Arts

Art Worlds Apart

This article looks into the implications of new technology and art in relation to editing software, cultural elitism, originality and on demand art.

In this article I will be looking into the implications of new technology and art in relation to editing software, cultural elitism, originality and on-demand art. There will be two primary case studies in this piece; Andy Warhol, and how he changed the way art is made, and how he updated original pieces, raising the question of whether new technologies have had implications for originality. The second case study looked at is Tracey Emin, who will be discussed in relation to how she changed the way that art is perceived. New technology and art has also brought about a new age of art; digital art. The new age of art will be discussed in relation to the accessibility of art, and just how technology and art are bound together with time.

The rise of Photoshop and other similar editing software has had a massive impact on the way in which we, as a mass audience, view art. Digital art is seen as a revolutionary art form as it allows for so many people to engage in both the making and viewing processes. With this being said, digital technologies have changed the way we paint and draw forever. The process of making art has evolved recently, despite computers being used to create and alter art throughout the 1970’s and 80’s, showing that the rise of digital art is not as recent as one would think despite its current popularity.

The rise of digital art has raised questions as to whether art has just come to borrow aspects of other pieces to stay relevant as there are now so many different forms of art, and ways in which it can be produced. Art has been borrowed and developed for generations, despite being regarded as something rather temporary. If we can adapt original art and masterpieces, giving them a modern twist, it could be argued that technology takes away from the original piece, removing the edge of individualism. Digital and modern art borrowing from art’s collective history, conveys the idea that artists have to break boundaries to make their art stand out. Another talking point surrounding digital art is the way in which you can actually be trained how to create digital art, as it is argued that training takes away from the actual talent needed to become an artist. With the idea of artistic talent being taught and used on platforms that are not static, this is deemed offensive by certain artists and art circles.

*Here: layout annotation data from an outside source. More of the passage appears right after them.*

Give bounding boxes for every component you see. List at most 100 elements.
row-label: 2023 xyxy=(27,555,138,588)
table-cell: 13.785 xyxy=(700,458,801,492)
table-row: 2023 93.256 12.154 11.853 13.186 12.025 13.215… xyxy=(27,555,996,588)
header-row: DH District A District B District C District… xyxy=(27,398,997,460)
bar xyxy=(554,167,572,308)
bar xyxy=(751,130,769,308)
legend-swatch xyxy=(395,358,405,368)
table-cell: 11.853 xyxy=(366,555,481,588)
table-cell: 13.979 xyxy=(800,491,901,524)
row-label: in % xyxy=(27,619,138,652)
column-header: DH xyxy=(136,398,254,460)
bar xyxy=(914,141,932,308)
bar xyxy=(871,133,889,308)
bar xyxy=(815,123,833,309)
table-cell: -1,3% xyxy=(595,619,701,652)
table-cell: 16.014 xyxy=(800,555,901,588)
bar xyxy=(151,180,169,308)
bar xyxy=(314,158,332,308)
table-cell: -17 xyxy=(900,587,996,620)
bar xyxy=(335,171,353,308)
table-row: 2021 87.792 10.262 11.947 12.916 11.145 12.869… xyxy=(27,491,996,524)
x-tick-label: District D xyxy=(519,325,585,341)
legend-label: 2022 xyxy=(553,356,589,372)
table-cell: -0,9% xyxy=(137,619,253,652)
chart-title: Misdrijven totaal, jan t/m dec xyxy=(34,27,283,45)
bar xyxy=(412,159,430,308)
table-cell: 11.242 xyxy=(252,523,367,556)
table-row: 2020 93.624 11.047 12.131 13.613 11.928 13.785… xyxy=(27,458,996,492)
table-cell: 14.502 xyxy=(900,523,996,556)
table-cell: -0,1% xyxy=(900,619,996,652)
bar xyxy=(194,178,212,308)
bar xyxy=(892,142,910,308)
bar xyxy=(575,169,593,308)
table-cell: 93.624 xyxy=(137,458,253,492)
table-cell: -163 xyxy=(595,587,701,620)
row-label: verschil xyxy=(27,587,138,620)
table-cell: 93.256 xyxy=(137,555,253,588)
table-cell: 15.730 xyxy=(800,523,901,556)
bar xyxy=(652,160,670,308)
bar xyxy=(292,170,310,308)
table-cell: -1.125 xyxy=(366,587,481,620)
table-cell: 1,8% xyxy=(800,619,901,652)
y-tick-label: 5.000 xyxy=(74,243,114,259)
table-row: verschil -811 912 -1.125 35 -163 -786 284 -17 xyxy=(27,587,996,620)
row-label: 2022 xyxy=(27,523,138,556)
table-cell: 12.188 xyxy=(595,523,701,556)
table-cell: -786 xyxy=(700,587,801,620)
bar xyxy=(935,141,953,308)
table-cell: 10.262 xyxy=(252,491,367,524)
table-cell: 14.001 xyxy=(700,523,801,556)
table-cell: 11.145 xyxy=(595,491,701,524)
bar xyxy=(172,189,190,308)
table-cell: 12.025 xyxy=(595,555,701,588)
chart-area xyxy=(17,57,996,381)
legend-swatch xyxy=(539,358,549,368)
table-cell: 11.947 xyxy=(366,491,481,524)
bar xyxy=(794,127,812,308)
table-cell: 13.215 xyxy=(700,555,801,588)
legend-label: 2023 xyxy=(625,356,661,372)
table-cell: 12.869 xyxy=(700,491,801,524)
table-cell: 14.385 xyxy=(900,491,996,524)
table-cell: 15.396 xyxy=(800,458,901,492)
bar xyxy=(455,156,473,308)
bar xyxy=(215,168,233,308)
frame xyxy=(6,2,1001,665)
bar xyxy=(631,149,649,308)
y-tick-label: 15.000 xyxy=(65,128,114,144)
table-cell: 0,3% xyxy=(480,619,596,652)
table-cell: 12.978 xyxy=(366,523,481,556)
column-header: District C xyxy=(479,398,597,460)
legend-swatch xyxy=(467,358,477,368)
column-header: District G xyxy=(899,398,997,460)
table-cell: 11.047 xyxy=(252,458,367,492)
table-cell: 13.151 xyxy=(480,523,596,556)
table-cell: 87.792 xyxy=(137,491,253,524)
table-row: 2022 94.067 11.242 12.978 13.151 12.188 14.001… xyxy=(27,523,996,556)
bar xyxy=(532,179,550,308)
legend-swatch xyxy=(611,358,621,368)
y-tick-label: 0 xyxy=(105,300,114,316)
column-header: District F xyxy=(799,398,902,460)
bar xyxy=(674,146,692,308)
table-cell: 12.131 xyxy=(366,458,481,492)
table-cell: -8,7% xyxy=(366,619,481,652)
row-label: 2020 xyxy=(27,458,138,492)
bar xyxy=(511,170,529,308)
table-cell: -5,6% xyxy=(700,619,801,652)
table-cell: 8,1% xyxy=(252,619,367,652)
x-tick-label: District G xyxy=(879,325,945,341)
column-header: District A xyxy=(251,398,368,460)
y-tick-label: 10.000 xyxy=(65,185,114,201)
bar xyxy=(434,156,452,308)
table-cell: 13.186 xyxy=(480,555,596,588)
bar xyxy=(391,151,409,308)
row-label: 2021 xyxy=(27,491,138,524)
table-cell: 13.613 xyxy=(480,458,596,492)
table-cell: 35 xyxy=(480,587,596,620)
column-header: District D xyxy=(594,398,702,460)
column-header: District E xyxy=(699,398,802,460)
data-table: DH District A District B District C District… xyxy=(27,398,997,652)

Digital art is seen as a lower class of art by many elitists. Art is still seen as something that is bought and collected by the wealthy, as seen with the large auctions where classic pieces reach the million mark very often. Traditionally, art (in particular fine art) has been something that is in the private domain as opposed to the public, despite many pieces located in free galleries, e.g.: The National Gallery in Trafalgar Square. Until art came into the public sphere it was seen only by the elite in society. Fine art has always been seen as something that holds a reputation due to those connected to it, eg: Royals. This encourages the idea of art being pretentious and out of reach, and that the industry is controlled by an influential few.

Tracey Emin, whose work ‘My Bed’ was exhibited in the Tate Gallery in 1999 and was shortlisted for a Turner Prize, has been outspoken in terms of the way in which she doesn’t believe in art elitism. In an interview with The Independent, Tracy discussed the idea of art being for everybody and that she believes that culture is for the masses, not just for the rich. Although Tracey has commented on art being for everybody, her work sells for high prices, with one piece, a neon sign reading ‘More Passion’, is displayed in Downing Street. The fact that her art is sold for private consumption goes against her previous comments on art elitism.

Another artist that is known to have changed the way in which we view and consume art is Andy Warhol. Warhol is known for his merging of fine art (eg: photography and drawing) with commercial products coupled with celebrities. Andy’s work brought art into the public domain in a way in which we had never seen before, as he used computers to digitally generate art, and was one of the first to incorporate popular culture and art. Warhol engaged mass audiences and changed the way in which we viewed the industry.

It is often argued that pop art blurred lines between fine art and popular culture. Pop art allowed the art industry to become less elitist and more relevant for mass consumption as it incorporated relatable content.

Digital art has also reached an on-the-go audience as art consumers can view gallery artworks online, including the archives of The National Gallery and the Tate. Art changing its identity in terms of presentation engages a new audience in terms of education. As the rise of mobile technology has made accessing information and content easier, it has meant that anyone who would like to read up on basic art history no longer has to actually visit an exhibition or buy a book to do so. This encourages user participation and keeps the interest in art alive, but is also negative in terms of generating money from sales. Education is also vital in terms of the artists; they have had to keep up-to-date avidly with the changes in the way art is made and presented to the level that some have explored technology in terms of shifting their work.

In conclusion, new technologies have had a wide range of implications for art, with the rise in editing software and digital art enhancement still a growing field, with its popularity bringing digital art to the mainstream market, connoting a feeling of an era of new art.